[ Por Adriano Melo, escriba dos Alfarrábios do Melo ]
Outro dia alguém me perguntou: “Você tem UMA CHANCE de voltar no tempo. Qual dia escolheria?”
Pus-me a matutar. Vi todos os sete Brasileiros, as Libertadores, o Mundial, uma beirinha de um tricampeonato e depois tantos outros, vi títulos nacionais, internacionais, uma constelação de craques passou pelos meus olhos.
Teria de ser algo inédito, nunca antes vivido.
Penso e penso, fecho os olhos, apenas imerso em sonhos.
De repente, desperto com um facho de luz. Holofotes, quer dizer, refletores. É noite, uma brisa morna e persistente aquece-me o corpo, inquietamente instalado sobre um degrau cimentado, olho ao redor e me sinto pequeno diante do leviatã de cimento que me cumprimenta, familiar.
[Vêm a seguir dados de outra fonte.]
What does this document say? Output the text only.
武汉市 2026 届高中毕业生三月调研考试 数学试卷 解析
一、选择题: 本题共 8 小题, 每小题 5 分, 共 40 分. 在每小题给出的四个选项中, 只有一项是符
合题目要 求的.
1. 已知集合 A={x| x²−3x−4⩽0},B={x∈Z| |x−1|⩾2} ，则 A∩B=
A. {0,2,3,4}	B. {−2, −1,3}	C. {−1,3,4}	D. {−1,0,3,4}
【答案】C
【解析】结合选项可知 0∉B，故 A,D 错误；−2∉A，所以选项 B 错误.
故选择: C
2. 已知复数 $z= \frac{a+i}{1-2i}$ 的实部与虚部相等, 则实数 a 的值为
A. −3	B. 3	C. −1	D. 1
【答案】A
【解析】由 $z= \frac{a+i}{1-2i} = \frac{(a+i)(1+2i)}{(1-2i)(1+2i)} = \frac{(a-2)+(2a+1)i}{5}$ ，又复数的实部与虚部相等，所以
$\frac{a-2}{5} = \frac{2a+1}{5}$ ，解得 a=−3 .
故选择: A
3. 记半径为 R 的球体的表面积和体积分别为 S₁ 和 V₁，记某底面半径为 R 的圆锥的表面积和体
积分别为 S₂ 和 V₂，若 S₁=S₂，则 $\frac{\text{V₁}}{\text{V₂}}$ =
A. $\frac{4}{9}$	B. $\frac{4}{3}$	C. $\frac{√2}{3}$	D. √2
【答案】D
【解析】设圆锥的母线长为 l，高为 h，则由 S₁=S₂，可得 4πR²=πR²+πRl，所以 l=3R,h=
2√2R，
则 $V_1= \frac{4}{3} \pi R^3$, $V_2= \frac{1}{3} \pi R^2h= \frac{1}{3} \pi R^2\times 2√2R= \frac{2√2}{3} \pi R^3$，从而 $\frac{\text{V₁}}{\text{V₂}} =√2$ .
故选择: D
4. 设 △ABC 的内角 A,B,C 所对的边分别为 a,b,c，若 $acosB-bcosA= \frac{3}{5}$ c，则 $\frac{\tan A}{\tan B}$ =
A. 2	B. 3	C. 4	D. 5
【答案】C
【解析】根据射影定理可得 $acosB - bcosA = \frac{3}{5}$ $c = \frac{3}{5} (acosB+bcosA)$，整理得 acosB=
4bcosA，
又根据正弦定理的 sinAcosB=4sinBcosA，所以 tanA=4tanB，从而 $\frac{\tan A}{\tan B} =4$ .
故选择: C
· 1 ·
Estou no Maracanã.
O Flamengo entra em campo. Também o adversário. Que também é o Flamengo.
Não parece fazer sentido. Um arquibaldo grita “olha lá o Joel, como tá gordo”, outro “o Dida não mudou nada”, “pô, olha só o Valido, será que vai meter gol hoje”?
Esfrego os olhos, vislumbro semblantes familiares. Sim, é um amistoso comemorativo, denuncia a arredondada forma de alguns jogadores. De rubro-negro, está ali o time do segundo tri, o Rolo Compressor, cuidadosamente trajado até de calções negros para relembrar o dia da conquista. De branco, os senhores do primeiro tri, reforçados por alguns mais “jovens”. Arrepio-me. É surreal, misterioso, feérico. Inimaginável.
Trinta anos de história estão em campo. Trinta anos de Flamengo.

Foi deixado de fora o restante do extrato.